Tragedies never to be Repeated
It was my husband's last working day before Eid. He went to the factory the night before and was supposed to come back at 7 am in the morning with his Eid bonus. At around 6 am, I heard a huge bang and felt intense tremors in my home. I thought it was an earthquake and ran out of the house. Suddenly, I noticed my husband's office is on fire and a few minutes later, I saw some men carrying my husband's dead body,” says Nigar Sultana, wife of Md Anisur Rahman, who was killed instantly by the explosion at Tampaco Foils, a packaging factory at Tongi BISIC area.
Twenty four factory workers were killed by the fire accident-- one of the deadliest fire accidents this year that again revealed the bleak, exploitative working condition in Bangladeshi factories. According to a study by Solidarity Centre, a labour rights organisation, at least 10 fire incidents have been reported in Bangladeshi garment factories alone in 2016.
Fire incidents, building collapse, explosion and chemical accidents have been killing hundreds of workers in Bangladesh every year. In the last fourteen years at least two thousand workers have been killed and at least ten thousand workers injured in these disasters. In 2012, fire at Tazreen Fashion Factory killed 117 workers, many of whom could not be rescued as all the gates of the factory were found locked from the outside. More than 200 workers were injured and lost their livelihood in that incident.

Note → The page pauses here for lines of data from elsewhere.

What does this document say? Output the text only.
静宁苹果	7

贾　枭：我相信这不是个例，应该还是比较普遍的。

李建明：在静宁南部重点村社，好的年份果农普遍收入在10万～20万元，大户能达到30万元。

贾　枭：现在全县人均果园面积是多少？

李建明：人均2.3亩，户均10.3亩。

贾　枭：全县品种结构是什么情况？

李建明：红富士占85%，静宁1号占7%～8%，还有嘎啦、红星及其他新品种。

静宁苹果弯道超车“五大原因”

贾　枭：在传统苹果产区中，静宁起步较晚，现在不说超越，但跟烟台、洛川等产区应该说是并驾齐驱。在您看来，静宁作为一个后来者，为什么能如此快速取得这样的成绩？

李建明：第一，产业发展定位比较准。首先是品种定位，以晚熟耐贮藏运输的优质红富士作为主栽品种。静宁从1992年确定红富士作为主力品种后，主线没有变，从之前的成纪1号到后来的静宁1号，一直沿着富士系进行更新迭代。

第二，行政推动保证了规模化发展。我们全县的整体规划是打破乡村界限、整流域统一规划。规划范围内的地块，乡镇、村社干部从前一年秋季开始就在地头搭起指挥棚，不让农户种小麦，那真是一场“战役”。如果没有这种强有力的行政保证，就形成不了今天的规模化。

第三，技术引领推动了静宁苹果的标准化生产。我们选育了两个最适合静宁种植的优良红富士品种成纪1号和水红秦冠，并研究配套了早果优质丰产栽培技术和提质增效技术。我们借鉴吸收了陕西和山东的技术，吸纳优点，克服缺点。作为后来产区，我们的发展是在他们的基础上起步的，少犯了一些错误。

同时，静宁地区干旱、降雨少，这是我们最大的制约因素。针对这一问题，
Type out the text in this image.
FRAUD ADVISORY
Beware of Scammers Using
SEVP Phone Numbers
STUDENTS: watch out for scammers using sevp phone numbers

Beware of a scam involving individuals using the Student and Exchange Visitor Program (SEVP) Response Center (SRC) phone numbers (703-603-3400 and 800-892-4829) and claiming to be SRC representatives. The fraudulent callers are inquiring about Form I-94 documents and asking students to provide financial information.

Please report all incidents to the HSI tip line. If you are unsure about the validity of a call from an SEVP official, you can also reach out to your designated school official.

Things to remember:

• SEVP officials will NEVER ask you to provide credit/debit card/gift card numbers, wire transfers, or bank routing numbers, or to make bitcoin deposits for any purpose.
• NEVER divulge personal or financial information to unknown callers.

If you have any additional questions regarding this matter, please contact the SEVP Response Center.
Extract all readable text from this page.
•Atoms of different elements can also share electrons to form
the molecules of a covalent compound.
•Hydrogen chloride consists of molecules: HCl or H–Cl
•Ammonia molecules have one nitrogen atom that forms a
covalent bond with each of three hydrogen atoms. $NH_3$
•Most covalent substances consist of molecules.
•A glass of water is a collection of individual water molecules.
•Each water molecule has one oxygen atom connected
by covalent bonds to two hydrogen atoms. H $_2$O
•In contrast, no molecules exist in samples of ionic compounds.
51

Still, many of these victims and their relatives have not any compensation.
Bangladesh's indifference to workers' rights was exposed again when Rana Plaza, an eight storeyed building with faulty design, collapsed killing around twelve hundred workers and injuring at least two thousand. The commercial building housed banks, shops and also a garment factory and to run the factory, two diesel generators were installed illegally. Experts said that vibration from these heavy generators created cracks on the wall of the building which were ignored by the owners and it has been reported that workers were forced to work inside the ramshackle cracked building against their will. If we could take any lesson from Tazreen tragedy, we could have saved thousands of lives. However, due to sheer negligence, Rana Plaza tragedy, which is considered as the deadliest garment factory accident in history and deadliest accidental structural failure in modern history, has made Bangladesh one of the most unsafe places for workers.

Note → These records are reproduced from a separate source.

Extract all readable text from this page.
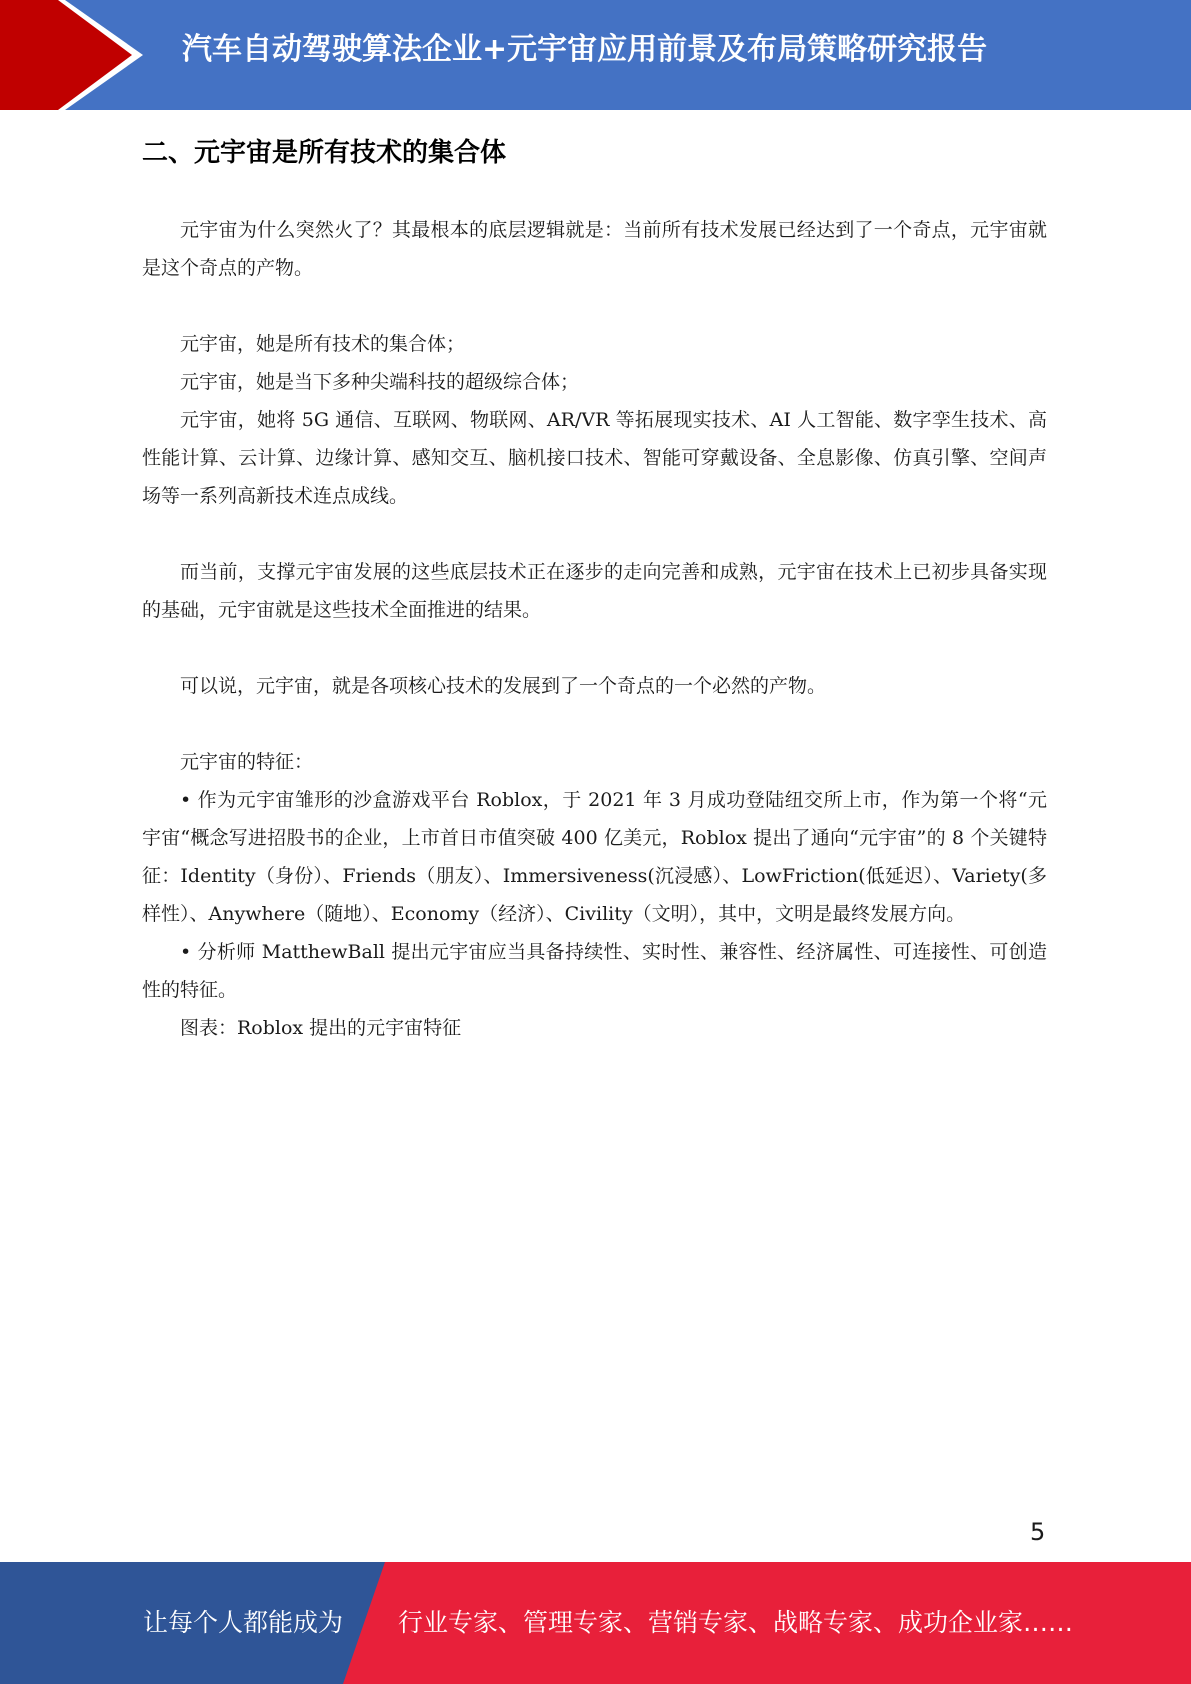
汽车自动驾驶算法企业+元宇宙应用前景及布局策略研究报告
二、元宇宙是所有技术的集合体

元宇宙为什么突然火了？其最根本的底层逻辑就是：当前所有技术发展已经达到了一个奇点，元宇宙就是这个奇点的产物。

元宇宙，她是所有技术的集合体；

元宇宙，她是当下多种尖端科技的超级综合体；

元宇宙，她将 5G 通信、互联网、物联网、AR/VR 等拓展现实技术、AI 人工智能、数字孪生技术、高性能计算、云计算、边缘计算、感知交互、脑机接口技术、智能可穿戴设备、全息影像、仿真引擎、空间声场等一系列高新技术连点成线。

而当前，支撑元宇宙发展的这些底层技术正在逐步的走向完善和成熟，元宇宙在技术上已初步具备实现的基础，元宇宙就是这些技术全面推进的结果。

可以说，元宇宙，就是各项核心技术的发展到了一个奇点的一个必然的产物。

元宇宙的特征：

• 作为元宇宙雏形的沙盒游戏平台 Roblox，于 2021 年 3 月成功登陆纽交所上市，作为第一个将“元宇宙“概念写进招股书的企业，上市首日市值突破 400 亿美元，Roblox 提出了通向“元宇宙”的 8 个关键特征：Identity（身份）、Friends（朋友）、Immersiveness(沉浸感）、LowFriction(低延迟）、Variety(多样性）、Anywhere（随地）、Economy（经济）、Civility（文明），其中，文明是最终发展方向。

• 分析师 MatthewBall 提出元宇宙应当具备持续性、实时性、兼容性、经济属性、可连接性、可创造性的特征。

图表：Roblox 提出的元宇宙特征

5
让每个人都能成为 行业专家、管理专家、营销专家、战略专家、成功企业家……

American presidential candidate Donald Trump was severely criticised by the US media and citizens for purchasing garment product from Bangladesh. Every year, before Eid festivals, workers from different industries can be seen protesting on the streets in demand of their due salary and Eid bonus.
Besides salary, in many factories workers are simply treated like slaves. The Tazreen tragedy revealed that workers during working hours used to be locked from the outside, the Rana Plaza collapse revealed that workers were forced to work in a building which was showing symptoms of sudden collapse for several months, and the recent Tampaco Foils explosion revealed that the factory owner had installed gas line booster illegally in the factory to increase production without thinking about the safety of the workers.
However, as these industries create the lifeline for Bangladesh's economy, owners of these industries have been reported to accumulate huge amounts of wealth on the toil of these workers. Bangladesh earns 22 billion US$ alone from garment exports every year and the owners of these garment factories are some of the richest citizens of the country. One of them, Syed Makbul Hussain, chairman of Tampaco Foils has spent crores of taka to purchase land for his personal burial site at Banani grave yard, on the other hand, six burnt dead bodies of the unfortunate workers have to be buried as unidentified (Daily Prothom Alo, September 17, 2016).
Millions of workers are working in more than five thousand garment factories in Bangladesh. Around 4,000 of them are members of the Bangladesh Garment Manufacturers and Exporters Association (BGMEA) that make clothes for international brands and employ about 3.5 million workers (The Daily Star, April 24, 2014). International brands who are regular buyers of Bangladeshi products should enhance their compliance supervision so that workers' rights and safety can be ensured properly in their workplaces.